Mis à jour le :16 novembre 2007. Auteur : Le bouledogue rouge.


On avait subi l'asperge raffarineuse de Luc Ferry ; André Glucksmann, le penseur de « la France du cœur » et sarkozyste sur le tard ; Pascal Bruckner, cul serré et croisé de la guerre en Irak ; Max Gallo bandant devant le nouveau président comme devant Napoléon ; ou BHL, « royaliste » pro-américain et penseur couché.

Besogneux progressistes ou apprentis grands timoniers d'autrefois, les voilà tous rendus - résultat de l'avancement de leur carrière oblige - à chanter des gammes qui vont de la réaction façon XIXe à la simple activité cosmétique. Encore un effort, et leurs œuvrettes seront publiées dans Les Veillées des Chaumières.

Au tour maintenant de Michel Onfray, le philosophe épris de subversion. Anarchiste, il vit « loin des bombes », ne supporte plus le « clergé anarchiste », affirme ses préférences pour « un capitalisme libertaire », sans se prononcer clairement sur le management anarchiste ou la hiérarchie horizontale. Le philosophe, qui vient de s'illustrer dans le très libertairement capitaliste journal Libération, a dorénavant habitué son lectorat à des revirements qui permettent un rentable élargissement de son audience (125 000 exemplaires du Traité d'athéologie vendus).
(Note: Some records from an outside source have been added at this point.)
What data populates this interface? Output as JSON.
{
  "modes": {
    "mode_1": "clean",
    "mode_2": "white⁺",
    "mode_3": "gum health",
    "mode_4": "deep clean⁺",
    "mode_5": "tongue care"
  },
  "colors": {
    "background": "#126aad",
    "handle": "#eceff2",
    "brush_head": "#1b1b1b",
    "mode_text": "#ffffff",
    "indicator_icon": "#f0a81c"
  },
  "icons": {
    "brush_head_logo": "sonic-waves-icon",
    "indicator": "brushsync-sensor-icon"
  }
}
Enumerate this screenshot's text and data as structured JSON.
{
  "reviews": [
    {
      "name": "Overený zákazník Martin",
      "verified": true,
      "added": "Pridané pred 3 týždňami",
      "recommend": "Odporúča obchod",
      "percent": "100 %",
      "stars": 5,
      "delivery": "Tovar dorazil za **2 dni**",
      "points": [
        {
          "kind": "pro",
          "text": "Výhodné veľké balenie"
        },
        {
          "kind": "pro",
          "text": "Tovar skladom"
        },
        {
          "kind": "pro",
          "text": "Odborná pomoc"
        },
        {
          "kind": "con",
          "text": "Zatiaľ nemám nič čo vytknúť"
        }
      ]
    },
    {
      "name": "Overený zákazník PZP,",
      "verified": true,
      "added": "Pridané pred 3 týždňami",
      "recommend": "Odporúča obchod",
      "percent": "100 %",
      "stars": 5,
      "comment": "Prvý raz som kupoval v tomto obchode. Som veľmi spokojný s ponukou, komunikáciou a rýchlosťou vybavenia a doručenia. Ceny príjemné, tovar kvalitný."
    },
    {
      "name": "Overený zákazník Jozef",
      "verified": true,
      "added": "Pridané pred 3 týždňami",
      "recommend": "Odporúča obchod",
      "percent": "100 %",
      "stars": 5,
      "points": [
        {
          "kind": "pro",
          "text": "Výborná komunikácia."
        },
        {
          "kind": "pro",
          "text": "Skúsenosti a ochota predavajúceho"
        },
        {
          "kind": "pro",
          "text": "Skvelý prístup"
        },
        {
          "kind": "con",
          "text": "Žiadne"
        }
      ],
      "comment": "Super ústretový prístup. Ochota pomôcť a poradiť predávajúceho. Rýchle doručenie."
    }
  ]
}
Malin ! En janvier 2007, il s'engage, toutes passions dehors, derrière l'anti-OGM mondialisé José Bové, tout en s'enthousiasmant pour les possibilités qu'offrent clonages et manipulations génétiques. Mais, en avril, il oblique et porte ses suffrages sur le postier, pour finalement dire qu'« un vote de conviction est désormais impossible » et qu'« on peut voter blanc ou Ségolène Royal ». C'est sûrement ce qu'il appelle, dans Lire d'octobre 2007, « des preuves concrètes d'anarchisme ».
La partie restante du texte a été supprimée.